So yes, this is definitely a cache coherency problem. And while I’m quite familiar with RISC-V, I’m not too much with the multi-core aspects of it. But I know that the RISC-V specs define very little in that area apart from basic principles and it’s really up to CPU/SoC designers. So it’s not all identical either from one SoC to the next.
There’s apparently no cache coherency feature on this SoC, so we seem to have to handle it all manually, but since there’s a lot of missing documentation, there may be missing stuff. I have also looked at the C906 specs (open), I’ll have another look yet.

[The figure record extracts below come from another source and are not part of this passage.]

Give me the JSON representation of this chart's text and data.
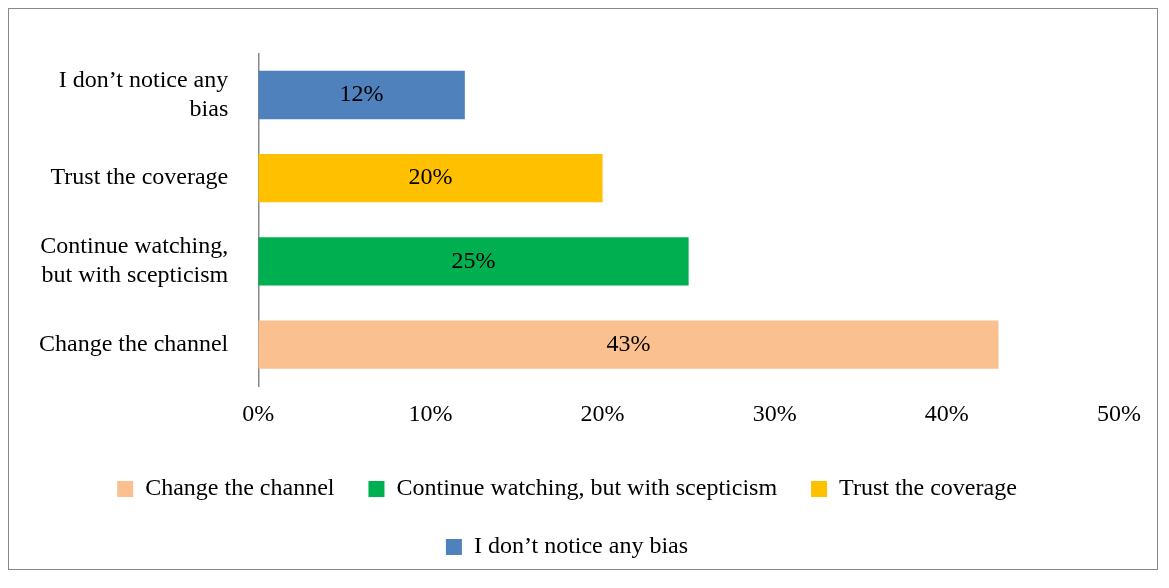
{
  "chart_data": {
    "type": "bar",
    "orientation": "horizontal",
    "categories": [
      "I don’t notice any bias",
      "Trust the coverage",
      "Continue watching, but with scepticism",
      "Change the channel"
    ],
    "series": [
      {
        "name": "Change the channel",
        "color": "#fac090",
        "values": [
          null,
          null,
          null,
          43
        ],
        "value_labels": [
          null,
          null,
          null,
          "43%"
        ]
      },
      {
        "name": "Continue watching, but with scepticism",
        "color": "#00b050",
        "values": [
          null,
          null,
          25,
          null
        ],
        "value_labels": [
          null,
          null,
          "25%",
          null
        ]
      },
      {
        "name": "Trust the coverage",
        "color": "#ffc000",
        "values": [
          null,
          20,
          null,
          null
        ],
        "value_labels": [
          null,
          "20%",
          null,
          null
        ]
      },
      {
        "name": "I don’t notice any bias",
        "color": "#4f81bd",
        "values": [
          12,
          null,
          null,
          null
        ],
        "value_labels": [
          "12%",
          null,
          null,
          null
        ]
      }
    ],
    "xlim": [
      0,
      50
    ],
    "xticks": [
      {
        "value": 0,
        "label": "0%"
      },
      {
        "value": 10,
        "label": "10%"
      },
      {
        "value": 20,
        "label": "20%"
      },
      {
        "value": 30,
        "label": "30%"
      },
      {
        "value": 40,
        "label": "40%"
      },
      {
        "value": 50,
        "label": "50%"
      }
    ],
    "grid": false,
    "legend": "bottom"
  }
}
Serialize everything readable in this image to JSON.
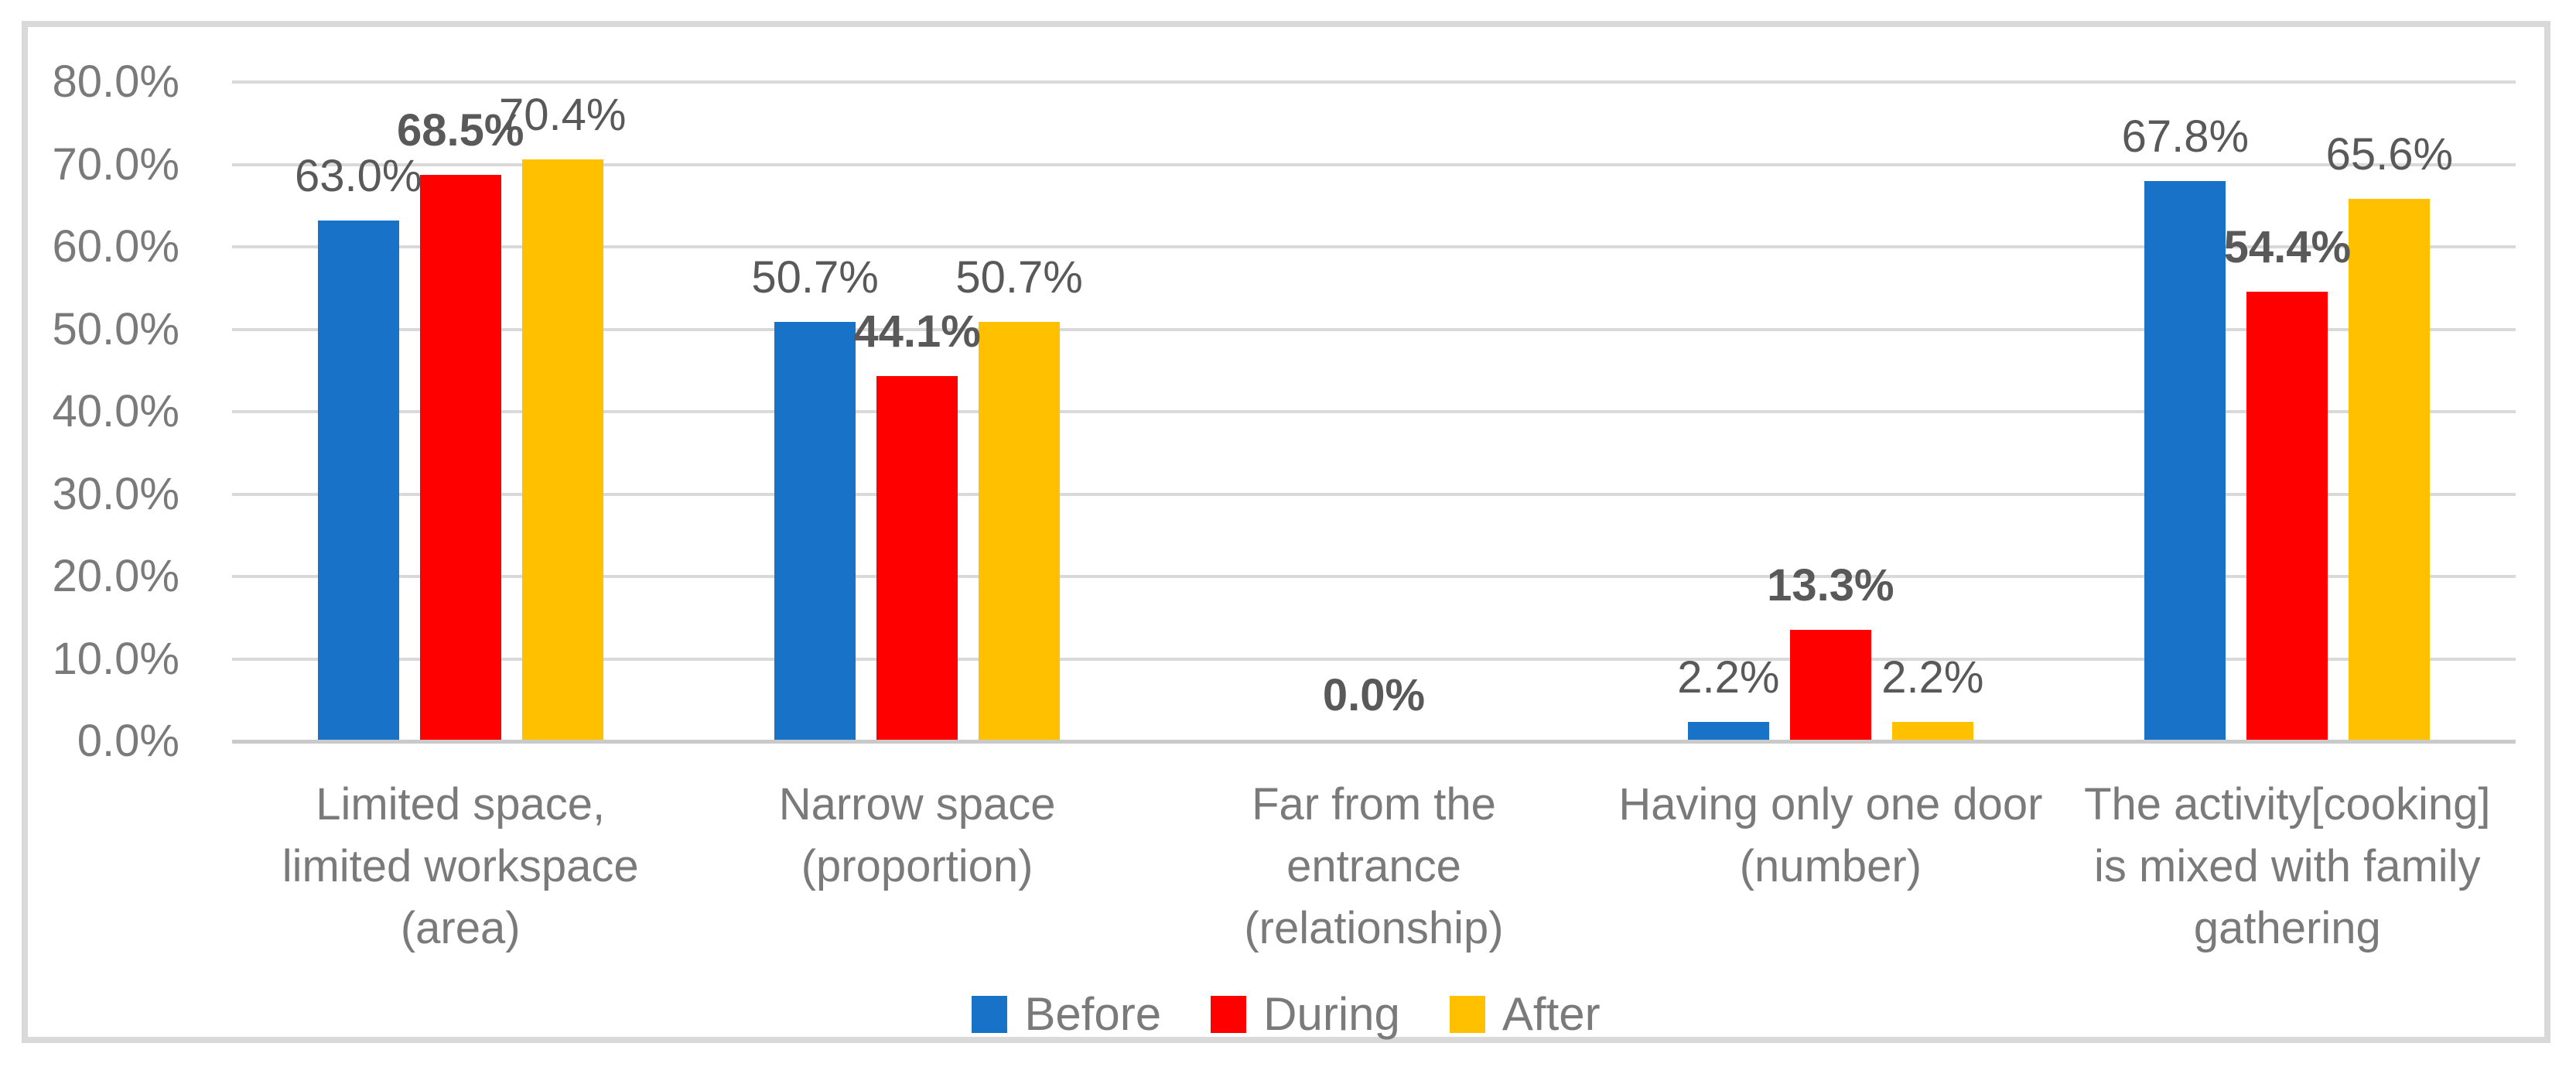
{
  "chart_data": {
    "type": "bar",
    "title": "",
    "subtitle": "",
    "xlabel": "",
    "ylabel": "",
    "grid": true,
    "ylim_percent": [
      0,
      80
    ],
    "categories": [
      "Limited space, limited workspace (area)",
      "Narrow space (proportion)",
      "Far from the entrance (relationship)",
      "Having only one door (number)",
      "The activity[cooking] is mixed with family gathering"
    ],
    "category_lines": [
      [
        "Limited space,",
        "limited workspace",
        "(area)"
      ],
      [
        "Narrow space",
        "(proportion)"
      ],
      [
        "Far from the",
        "entrance",
        "(relationship)"
      ],
      [
        "Having only one door",
        "(number)"
      ],
      [
        "The activity[cooking]",
        "is mixed with family",
        "gathering"
      ]
    ],
    "series": [
      {
        "name": "Before",
        "color": "#1772C8",
        "values": [
          63.0,
          50.7,
          0.0,
          2.2,
          67.8
        ],
        "labels": [
          "63.0%",
          "50.7%",
          null,
          "2.2%",
          "67.8%"
        ],
        "bold_labels": false
      },
      {
        "name": "During",
        "color": "#FF0000",
        "values": [
          68.5,
          44.1,
          0.0,
          13.3,
          54.4
        ],
        "labels": [
          "68.5%",
          "44.1%",
          "0.0%",
          "13.3%",
          "54.4%"
        ],
        "bold_labels": true
      },
      {
        "name": "After",
        "color": "#FFC000",
        "values": [
          70.4,
          50.7,
          0.0,
          2.2,
          65.6
        ],
        "labels": [
          "70.4%",
          "50.7%",
          null,
          "2.2%",
          "65.6%"
        ],
        "bold_labels": false
      }
    ],
    "y_axis": {
      "min_label": "0.0%",
      "max_label": "80.0%",
      "major_unit_label": "10.0%",
      "tick_labels": [
        "80.0%",
        "70.0%",
        "60.0%",
        "50.0%",
        "40.0%",
        "30.0%",
        "20.0%",
        "10.0%",
        "0.0%"
      ]
    },
    "legend": {
      "position": "bottom",
      "entries": [
        "Before",
        "During",
        "After"
      ]
    },
    "colors": {
      "gridline": "#D9D9D9",
      "axis_line": "#C9C9C9",
      "frame_border": "#D9D9D9",
      "tick_text": "#7A7A7A",
      "category_text": "#7A7A7A",
      "legend_text": "#7A7A7A",
      "data_label_text": "#595959",
      "background": "#FFFFFF"
    }
  }
}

What I did was really to just confirm the issue - having to clear the cache (trigger write-back of all dirty entries) on the writing side and invalidate entries on the reading side is like using a hammer to kill a fly. I hope there’s less heavyweight ways of dealing with this on the CV1800B. I have tried just using fence instructions, but that wasn’t enough. I know there are cache instructions that can clear/invalidate only some specific cache lines rather than the whole cache, but since each line is 64 bytes, for any large enough buffer to share, that would require calling many such instructions in a row. That doesn’t look very pretty.
No, one can’t use the PMP for this. The PMP only deals with memory protection AFAIK. For marking areas not cacheable, that would be the MMU - and, as far as several of us have gotten it, the second core doesn’t have any MMU. So, no luck. Anyway, marking the shared area non-cacheable would make things pretty inefficient (directly accessing DDR RAM without caching doesn’t look too appealing).
As to setting the cache to write-through, it’s not possible. From the C906 specs, its D-Cache doesn’t support write-through, only write-back…
Even so, that still wouldn’t handle the reading side, which also needs its cache to be invalidated when data is modified. And if there isn’t any cache coherency mechanism on this SoC, we’re out of luck and will have to handle it all manually.
Of course, if anyone has done this and knows more about how to handle cache coherency properly on this SoC, please help!